É difícil de imaginar o cenário, nomeadamente no contexto de países democráticos e alinhados com a trajetória que o direito internacional fez ao longo do século XX. Mas é um cenário real: desde dia 7 de outubro de 2023, data do infame ataque do Hamas sobre pessoas indefesas em Israel, que o secretário-geral da ONU, António Guterres, tenta falar com o primeiro-ministro israelita, Benjamim Netanyahu sem sucesso.  São mais de quatro meses que decorreram sob um cenário de catástrofe humanitária - e Netanyahu continua sem atender o telefone.
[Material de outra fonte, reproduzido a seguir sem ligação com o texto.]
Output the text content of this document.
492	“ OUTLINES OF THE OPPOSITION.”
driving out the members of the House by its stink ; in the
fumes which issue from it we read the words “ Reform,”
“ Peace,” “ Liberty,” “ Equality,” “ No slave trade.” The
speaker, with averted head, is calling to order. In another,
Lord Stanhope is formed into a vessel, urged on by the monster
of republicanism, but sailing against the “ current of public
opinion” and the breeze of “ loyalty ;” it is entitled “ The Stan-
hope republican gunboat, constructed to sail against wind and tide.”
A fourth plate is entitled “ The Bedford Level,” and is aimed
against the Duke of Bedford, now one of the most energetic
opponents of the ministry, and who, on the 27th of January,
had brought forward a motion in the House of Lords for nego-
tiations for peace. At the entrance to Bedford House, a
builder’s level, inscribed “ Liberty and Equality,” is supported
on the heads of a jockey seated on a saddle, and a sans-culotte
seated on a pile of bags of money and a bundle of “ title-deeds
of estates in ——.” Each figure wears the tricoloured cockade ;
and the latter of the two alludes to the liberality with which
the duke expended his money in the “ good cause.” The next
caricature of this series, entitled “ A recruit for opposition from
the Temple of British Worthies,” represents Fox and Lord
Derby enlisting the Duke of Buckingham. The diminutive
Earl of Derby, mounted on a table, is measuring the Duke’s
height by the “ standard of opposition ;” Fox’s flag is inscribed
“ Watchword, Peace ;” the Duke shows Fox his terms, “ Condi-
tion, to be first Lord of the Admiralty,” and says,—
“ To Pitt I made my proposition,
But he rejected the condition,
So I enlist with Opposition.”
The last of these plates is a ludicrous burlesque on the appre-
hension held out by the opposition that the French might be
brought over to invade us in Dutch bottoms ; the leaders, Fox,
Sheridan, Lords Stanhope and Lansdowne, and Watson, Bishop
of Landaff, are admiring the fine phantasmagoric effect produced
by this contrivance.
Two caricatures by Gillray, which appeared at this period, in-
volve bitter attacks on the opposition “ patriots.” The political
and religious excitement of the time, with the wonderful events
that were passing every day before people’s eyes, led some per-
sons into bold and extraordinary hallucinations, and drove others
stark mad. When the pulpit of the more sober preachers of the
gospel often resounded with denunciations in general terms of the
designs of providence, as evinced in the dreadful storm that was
Tudo isto é especialmente grave quando se sabe que Israel está a planear um ataque a Rafah, no sul da Faixa de Gaza e junto à fronteira com o Egito, contra todas as posições manifestadas por aliados e organizações internacionais, alarmadas com potenciais consequências humanitárias.

Em Rafah, aos cerca de 200 mil habitantes que residiam na cidade, juntaram-se mais de 1,3 milhões de deslocados vindos no centro e norte do enclave palestiniano, na sequência dos numerosos ataques do exército israelita contra posições do Hamas tanto em Gaza (norte) como em Khan Yunis (centro/sul), iniciados em 7 de outubro de 2023.

António Guterres foi, mais uma vez, claro sobre as consequências humanitárias do que se vive em Gaza.

“Há um colapso na ordem pública. Ao mesmo tempo, temos restrições impostas por Israel que não melhoram e limitam a distribuição humanitária. Por outro lado, os mecanismos de resolução de conflitos para proteger a prestação de ajuda humanitária em relação às operações humanitárias não são eficazes”, afirmou hoje.

Guterres disse mais. No debate de alto nível do Conselho de Segurança da ONU para abordar o impacto das alterações climáticas e da insegurança alimentar na manutenção da paz e segurança internacionais, não deixar de apontar que “em Gaza, ninguém tem o que comer. Das 700 mil pessoas mais famintas do mundo, quatro em cada cinco habitam aquela pequena faixa de terra”, frisou.

O atual cenário configura uma espécie de Israel contra todos. Não serão exatamente todos, já que a política internacional tem sempre ângulos mortos que custa percerber. Mas, neste momento, Netanyahu, o homem que não atende o telefone a Guterres tem a UE, a ONU, os Estados Unidos e até a China a dizer: "Não faças isso". E ainda assim, numa Gaza destruída, faminta e sem qualquer vislumbre de ordem, o tempo é de vésperas sob  a ameaça do ataque a Rafah.

Os conflitos prolongados no tempo, seja na Ucrânia ou em Gaza, tendem a gerar uma espécie de anestesia na opinião pública mundial. Os ciclos infernais de notícias contribuem para isso mesmo. Talvez por isso mesmo valha a pena usar outras fontes. O livro "Um dia na vida da Abed Salama", de Nathan Thrall, pode fazer alguma coisa sobre todos aqueles que sentem anestesiados.

Nathan Thrall é um jornalista, analista e ensaísta norte-americano a viver em Jerusalém. É colaborador, entre outras publicações, do The New York Times Magazine, da The New York Review of Books e da London Review of Books. Dirigiu durante uma década o Projeto Árabe-Israelita do International Crisis Group, uma organização independente dedicada à prevenção de conflitos.

O livro que escreveu é uma não-ficção, o que significa que tudo o que relata aconteceu mesmo. O resumo é este.

"Milad Salama tem cinco anos. Está entusiasmado com a viagem escolar a um parque temático nos arredores de Jerusalém. O autocarro, porém, não chega ao destino. Ao saber do acidente, Abed, pai de Milad, inicia uma via-sacra em busca do filho desaparecido. As crianças acidentadas foram levadas para diferentes hospitais de Jerusalém e da Cisjordânia. Abed, em desespero, vê-se confrontado com um labirinto de obstáculos físicos, emocionais e burocráticos. É palestiniano e está do lado errado do muro que separa dois povos vizinhos e inimigos."

Depois de ler é difícil que a anestesia permaneça.